Na szczęście ta ostatnia część zmieni się najprawdopodobniej jeszcze w tym roku, gdyż jak informuje Cashless.pl, Poczta Polska pracuje nad wdrożeniem płatności bezgotówkowych w swoich placówkach.
Janusz Wojtas, członek zarządu Poczty Polskiej powiedział, iż prowadzone są w tej chwili rozmowy z MasterCard i Visa, a terminale płatnicze powinny zagościć w urzędach pocztowych pod koniec bieżącego, bądź na początku przyszłego roku.
Implementacja płatności bezgotówkowych zajmuje Poczcie dużo czasu, gdyż pierwsze testy pilotażowe przeprowadzone były już w 2013, a potem w 2014 roku, lecz nie wypadły one pomyślnie.
Wygląda jednak na to, że udało się rozwiązać zarówno problemy techniczne, jak i wynegocjować odpowiednie warunki finansowe dla kosztów obsługi transakcji.
Poczta Polska budzi się z letargu o dobrą dekadę za późno
Co tu dużo mówić, "rychło w czas". Dziw bierze, że Poczta Polska wprowadza płatności kartą tak późno, podczas gdy cały świat już od kilku lat nieuchronnie zmierza w kierunku coraz rzadszych transakcji z użyciem gotówki. Tutaj dopiero zawitają terminale płatnicze, podczas gdy także od kart stopniowo próbuje się odchodzić, na co wskazują pojawiające się usługi płatnicze Apple'a, Google'a czy Samsunga.

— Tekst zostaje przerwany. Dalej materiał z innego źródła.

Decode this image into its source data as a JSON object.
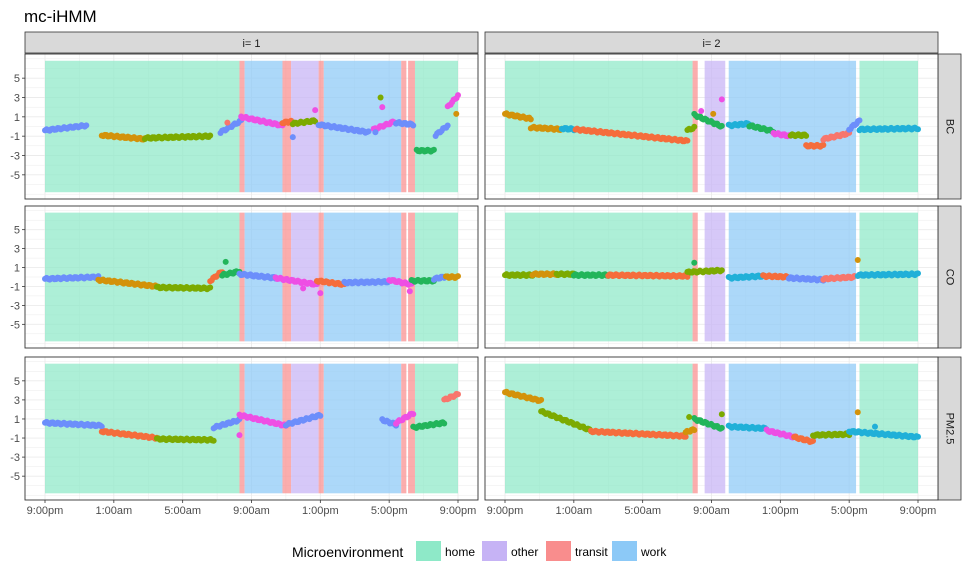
{
  "chart_data": {
    "type": "scatter",
    "title": "mc-iHMM",
    "columns": [
      "i= 1",
      "i= 2"
    ],
    "rows": [
      "BC",
      "CO",
      "PM2.5"
    ],
    "x_unit": "hours since 9:00pm",
    "x_range": [
      0,
      24
    ],
    "x_ticks": [
      {
        "x": 0,
        "label": "9:00pm"
      },
      {
        "x": 4,
        "label": "1:00am"
      },
      {
        "x": 8,
        "label": "5:00am"
      },
      {
        "x": 12,
        "label": "9:00am"
      },
      {
        "x": 16,
        "label": "1:00pm"
      },
      {
        "x": 20,
        "label": "5:00pm"
      },
      {
        "x": 24,
        "label": "9:00pm"
      }
    ],
    "y_range": [
      -7.5,
      7.5
    ],
    "y_ticks": [
      5,
      3,
      1,
      -1,
      -3,
      -5
    ],
    "grid": true,
    "legend": {
      "title": "Microenvironment",
      "position": "bottom",
      "items": [
        {
          "key": "home",
          "label": "home",
          "color": "#8ee9c8"
        },
        {
          "key": "other",
          "label": "other",
          "color": "#c6b3f5"
        },
        {
          "key": "transit",
          "label": "transit",
          "color": "#f98d8d"
        },
        {
          "key": "work",
          "label": "work",
          "color": "#8cc9f7"
        }
      ]
    },
    "background_y_range": [
      -6.8,
      6.8
    ],
    "regimes": {
      "i= 1": [
        {
          "start": 0.0,
          "end": 11.3,
          "env": "home"
        },
        {
          "start": 11.3,
          "end": 11.6,
          "env": "transit"
        },
        {
          "start": 11.6,
          "end": 13.8,
          "env": "work"
        },
        {
          "start": 13.8,
          "end": 14.3,
          "env": "transit"
        },
        {
          "start": 14.3,
          "end": 15.9,
          "env": "other"
        },
        {
          "start": 15.9,
          "end": 16.2,
          "env": "transit"
        },
        {
          "start": 16.2,
          "end": 20.7,
          "env": "work"
        },
        {
          "start": 20.7,
          "end": 21.0,
          "env": "transit"
        },
        {
          "start": 21.1,
          "end": 21.5,
          "env": "transit"
        },
        {
          "start": 21.5,
          "end": 24.0,
          "env": "home"
        }
      ],
      "i= 2": [
        {
          "start": 0.0,
          "end": 10.9,
          "env": "home"
        },
        {
          "start": 10.9,
          "end": 11.2,
          "env": "transit"
        },
        {
          "start": 11.6,
          "end": 12.8,
          "env": "other"
        },
        {
          "start": 13.0,
          "end": 20.4,
          "env": "work"
        },
        {
          "start": 20.6,
          "end": 24.0,
          "env": "home"
        }
      ]
    },
    "state_colors": [
      "#6c8efb",
      "#20b0d8",
      "#7caa00",
      "#d3920a",
      "#f56d3c",
      "#ee4fe4",
      "#f8766d",
      "#22b55a"
    ],
    "series": [
      {
        "panel": "i= 1 / BC",
        "segments": [
          {
            "t0": 0.0,
            "t1": 2.4,
            "v0": -0.4,
            "v1": 0.1,
            "state": 0
          },
          {
            "t0": 3.3,
            "t1": 5.8,
            "v0": -0.9,
            "v1": -1.3,
            "state": 3
          },
          {
            "t0": 5.8,
            "t1": 9.6,
            "v0": -1.2,
            "v1": -1.0,
            "state": 2
          },
          {
            "t0": 10.2,
            "t1": 11.4,
            "v0": -0.6,
            "v1": 0.6,
            "state": 0
          },
          {
            "t0": 11.4,
            "t1": 13.8,
            "v0": 1.0,
            "v1": 0.1,
            "state": 5
          },
          {
            "t0": 13.8,
            "t1": 14.3,
            "v0": 0.4,
            "v1": 0.5,
            "state": 4
          },
          {
            "t0": 14.4,
            "t1": 15.7,
            "v0": 0.3,
            "v1": 0.6,
            "state": 2
          },
          {
            "t0": 15.9,
            "t1": 18.8,
            "v0": 0.2,
            "v1": -0.6,
            "state": 0
          },
          {
            "t0": 19.1,
            "t1": 20.3,
            "v0": -0.3,
            "v1": 0.5,
            "state": 5
          },
          {
            "t0": 20.4,
            "t1": 21.4,
            "v0": 0.4,
            "v1": 0.2,
            "state": 0
          },
          {
            "t0": 21.6,
            "t1": 22.6,
            "v0": -2.5,
            "v1": -2.5,
            "state": 7
          },
          {
            "t0": 22.7,
            "t1": 23.4,
            "v0": -0.9,
            "v1": 0.1,
            "state": 0
          },
          {
            "t0": 23.4,
            "t1": 24.0,
            "v0": 2.0,
            "v1": 3.2,
            "state": 5
          }
        ]
      },
      {
        "panel": "i= 2 / BC",
        "segments": [
          {
            "t0": 0.0,
            "t1": 1.5,
            "v0": 1.3,
            "v1": 0.8,
            "state": 3
          },
          {
            "t0": 1.5,
            "t1": 3.3,
            "v0": -0.1,
            "v1": -0.3,
            "state": 3
          },
          {
            "t0": 3.3,
            "t1": 4.1,
            "v0": -0.2,
            "v1": -0.3,
            "state": 1
          },
          {
            "t0": 4.1,
            "t1": 10.6,
            "v0": -0.3,
            "v1": -1.5,
            "state": 4
          },
          {
            "t0": 10.6,
            "t1": 11.0,
            "v0": -0.4,
            "v1": -0.1,
            "state": 2
          },
          {
            "t0": 11.0,
            "t1": 12.6,
            "v0": 1.2,
            "v1": 0.0,
            "state": 7
          },
          {
            "t0": 13.0,
            "t1": 14.2,
            "v0": 0.1,
            "v1": 0.3,
            "state": 1
          },
          {
            "t0": 14.2,
            "t1": 15.6,
            "v0": 0.1,
            "v1": -0.5,
            "state": 7
          },
          {
            "t0": 15.6,
            "t1": 16.6,
            "v0": -0.7,
            "v1": -1.0,
            "state": 5
          },
          {
            "t0": 16.6,
            "t1": 17.5,
            "v0": -0.9,
            "v1": -0.9,
            "state": 2
          },
          {
            "t0": 17.5,
            "t1": 18.5,
            "v0": -2.0,
            "v1": -2.0,
            "state": 4
          },
          {
            "t0": 18.5,
            "t1": 20.0,
            "v0": -1.3,
            "v1": -0.7,
            "state": 6
          },
          {
            "t0": 20.0,
            "t1": 20.6,
            "v0": -0.3,
            "v1": 0.6,
            "state": 0
          },
          {
            "t0": 20.6,
            "t1": 24.0,
            "v0": -0.3,
            "v1": -0.2,
            "state": 1
          }
        ]
      },
      {
        "panel": "i= 1 / CO",
        "segments": [
          {
            "t0": 0.0,
            "t1": 3.1,
            "v0": -0.2,
            "v1": 0.0,
            "state": 0
          },
          {
            "t0": 3.1,
            "t1": 6.5,
            "v0": -0.3,
            "v1": -1.0,
            "state": 3
          },
          {
            "t0": 6.5,
            "t1": 9.6,
            "v0": -1.1,
            "v1": -1.2,
            "state": 2
          },
          {
            "t0": 9.6,
            "t1": 10.3,
            "v0": -0.4,
            "v1": 0.6,
            "state": 4
          },
          {
            "t0": 10.3,
            "t1": 11.3,
            "v0": 0.2,
            "v1": 0.6,
            "state": 7
          },
          {
            "t0": 11.3,
            "t1": 13.4,
            "v0": 0.3,
            "v1": -0.1,
            "state": 0
          },
          {
            "t0": 13.4,
            "t1": 15.8,
            "v0": -0.1,
            "v1": -0.8,
            "state": 5
          },
          {
            "t0": 15.8,
            "t1": 17.4,
            "v0": -0.4,
            "v1": -0.8,
            "state": 4
          },
          {
            "t0": 17.4,
            "t1": 20.0,
            "v0": -0.6,
            "v1": -0.5,
            "state": 0
          },
          {
            "t0": 20.0,
            "t1": 21.3,
            "v0": -0.3,
            "v1": -0.8,
            "state": 5
          },
          {
            "t0": 21.3,
            "t1": 22.6,
            "v0": -0.4,
            "v1": -0.4,
            "state": 7
          },
          {
            "t0": 22.6,
            "t1": 23.2,
            "v0": -0.2,
            "v1": 0.0,
            "state": 0
          },
          {
            "t0": 23.3,
            "t1": 24.0,
            "v0": 0.0,
            "v1": 0.0,
            "state": 3
          }
        ]
      },
      {
        "panel": "i= 2 / CO",
        "segments": [
          {
            "t0": 0.0,
            "t1": 1.6,
            "v0": 0.2,
            "v1": 0.2,
            "state": 2
          },
          {
            "t0": 1.6,
            "t1": 3.0,
            "v0": 0.3,
            "v1": 0.3,
            "state": 3
          },
          {
            "t0": 3.0,
            "t1": 4.0,
            "v0": 0.3,
            "v1": 0.3,
            "state": 2
          },
          {
            "t0": 4.0,
            "t1": 6.0,
            "v0": 0.2,
            "v1": 0.2,
            "state": 7
          },
          {
            "t0": 6.0,
            "t1": 10.6,
            "v0": 0.2,
            "v1": 0.1,
            "state": 4
          },
          {
            "t0": 10.6,
            "t1": 12.6,
            "v0": 0.5,
            "v1": 0.7,
            "state": 2
          },
          {
            "t0": 13.0,
            "t1": 15.0,
            "v0": -0.1,
            "v1": 0.1,
            "state": 1
          },
          {
            "t0": 15.0,
            "t1": 16.5,
            "v0": 0.1,
            "v1": 0.0,
            "state": 4
          },
          {
            "t0": 16.5,
            "t1": 18.5,
            "v0": -0.1,
            "v1": -0.3,
            "state": 0
          },
          {
            "t0": 18.5,
            "t1": 20.3,
            "v0": -0.2,
            "v1": 0.0,
            "state": 6
          },
          {
            "t0": 20.5,
            "t1": 24.0,
            "v0": 0.2,
            "v1": 0.3,
            "state": 1
          }
        ]
      },
      {
        "panel": "i= 1 / PM2.5",
        "segments": [
          {
            "t0": 0.0,
            "t1": 3.3,
            "v0": 0.6,
            "v1": 0.3,
            "state": 0
          },
          {
            "t0": 3.3,
            "t1": 6.5,
            "v0": -0.3,
            "v1": -1.0,
            "state": 4
          },
          {
            "t0": 6.5,
            "t1": 9.8,
            "v0": -1.1,
            "v1": -1.2,
            "state": 2
          },
          {
            "t0": 9.8,
            "t1": 11.3,
            "v0": 0.1,
            "v1": 0.9,
            "state": 0
          },
          {
            "t0": 11.3,
            "t1": 14.0,
            "v0": 1.4,
            "v1": 0.3,
            "state": 5
          },
          {
            "t0": 14.0,
            "t1": 16.0,
            "v0": 0.4,
            "v1": 1.4,
            "state": 0
          },
          {
            "t0": 19.6,
            "t1": 20.4,
            "v0": 0.9,
            "v1": 0.4,
            "state": 0
          },
          {
            "t0": 20.4,
            "t1": 21.4,
            "v0": 0.6,
            "v1": 1.6,
            "state": 5
          },
          {
            "t0": 21.4,
            "t1": 23.2,
            "v0": 0.1,
            "v1": 0.6,
            "state": 7
          },
          {
            "t0": 23.2,
            "t1": 24.0,
            "v0": 3.0,
            "v1": 3.6,
            "state": 6
          }
        ]
      },
      {
        "panel": "i= 2 / PM2.5",
        "segments": [
          {
            "t0": 0.0,
            "t1": 2.1,
            "v0": 3.8,
            "v1": 2.9,
            "state": 3
          },
          {
            "t0": 2.1,
            "t1": 5.0,
            "v0": 1.8,
            "v1": -0.2,
            "state": 2
          },
          {
            "t0": 5.0,
            "t1": 10.5,
            "v0": -0.3,
            "v1": -0.8,
            "state": 4
          },
          {
            "t0": 10.5,
            "t1": 11.0,
            "v0": -0.4,
            "v1": -0.1,
            "state": 3
          },
          {
            "t0": 11.0,
            "t1": 12.6,
            "v0": 1.0,
            "v1": 0.0,
            "state": 7
          },
          {
            "t0": 13.0,
            "t1": 15.2,
            "v0": 0.2,
            "v1": 0.0,
            "state": 1
          },
          {
            "t0": 15.2,
            "t1": 16.8,
            "v0": -0.2,
            "v1": -0.9,
            "state": 5
          },
          {
            "t0": 16.8,
            "t1": 17.9,
            "v0": -0.9,
            "v1": -1.4,
            "state": 4
          },
          {
            "t0": 17.9,
            "t1": 20.0,
            "v0": -0.7,
            "v1": -0.6,
            "state": 2
          },
          {
            "t0": 20.0,
            "t1": 24.0,
            "v0": -0.3,
            "v1": -0.9,
            "state": 1
          }
        ]
      }
    ],
    "outliers": [
      {
        "panel": "i= 1 / BC",
        "t": 15.7,
        "v": 1.7,
        "state": 5
      },
      {
        "panel": "i= 1 / BC",
        "t": 19.5,
        "v": 3.0,
        "state": 2
      },
      {
        "panel": "i= 1 / BC",
        "t": 19.6,
        "v": 2.0,
        "state": 5
      },
      {
        "panel": "i= 1 / BC",
        "t": 19.2,
        "v": -0.6,
        "state": 0
      },
      {
        "panel": "i= 1 / BC",
        "t": 23.9,
        "v": 1.3,
        "state": 3
      },
      {
        "panel": "i= 1 / BC",
        "t": 14.4,
        "v": -1.1,
        "state": 0
      },
      {
        "panel": "i= 1 / BC",
        "t": 10.6,
        "v": 0.4,
        "state": 6
      },
      {
        "panel": "i= 2 / BC",
        "t": 12.6,
        "v": 2.8,
        "state": 5
      },
      {
        "panel": "i= 2 / BC",
        "t": 12.1,
        "v": 1.3,
        "state": 3
      },
      {
        "panel": "i= 2 / BC",
        "t": 11.4,
        "v": 1.6,
        "state": 5
      },
      {
        "panel": "i= 1 / CO",
        "t": 10.5,
        "v": 1.6,
        "state": 7
      },
      {
        "panel": "i= 1 / CO",
        "t": 16.0,
        "v": -1.7,
        "state": 5
      },
      {
        "panel": "i= 1 / CO",
        "t": 15.0,
        "v": -1.2,
        "state": 5
      },
      {
        "panel": "i= 1 / CO",
        "t": 21.2,
        "v": -1.5,
        "state": 5
      },
      {
        "panel": "i= 2 / CO",
        "t": 20.5,
        "v": 1.8,
        "state": 3
      },
      {
        "panel": "i= 2 / CO",
        "t": 11.0,
        "v": 1.5,
        "state": 7
      },
      {
        "panel": "i= 2 / PM2.5",
        "t": 20.5,
        "v": 1.7,
        "state": 3
      },
      {
        "panel": "i= 2 / PM2.5",
        "t": 21.5,
        "v": 0.2,
        "state": 1
      },
      {
        "panel": "i= 2 / PM2.5",
        "t": 10.7,
        "v": 1.2,
        "state": 2
      },
      {
        "panel": "i= 2 / PM2.5",
        "t": 12.6,
        "v": 1.5,
        "state": 2
      },
      {
        "panel": "i= 1 / PM2.5",
        "t": 11.3,
        "v": -0.7,
        "state": 5
      }
    ]
  }
}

Podczas konferencji Poczta Polska zapowiedziała także wprowadzenie nowych usług dla firm - to wyraźny znak, że coś w tej skostniałej instytucji zaczyna się zmieniać, pytanie tylko, czy nie jest na to za późno.
Osobiście z usług Poczty Polskiej korzystam już bardzo sporadycznie. W 9 przypadkach na 10 wolę nadać przesyłkę kurierem lub paczkomatem, a po prawdzie do urzędów zaglądam już w sumie tylko po to, żeby... opłacić rachunek za gaz. Raz na kilka miesięcy nadać jakiś dokument, to tyle. Mając do wyboru kilka kliknięć w komputerze, a stanie w kolejce do pocztowego okienka - chyba nic dziwnego, że zdecydowanie wolę to pierwsze.
Jeżeli instytucja Poczty Polskiej chce przetrwać na gęstniejącym rynku, w dodatku kanibalizowanym przez usługi internetowe, to wprowadzenie płatności bezgotówkowych musi być nie tylko pierwszym, ale też jednym z wielu kroków ku dużym zmianom.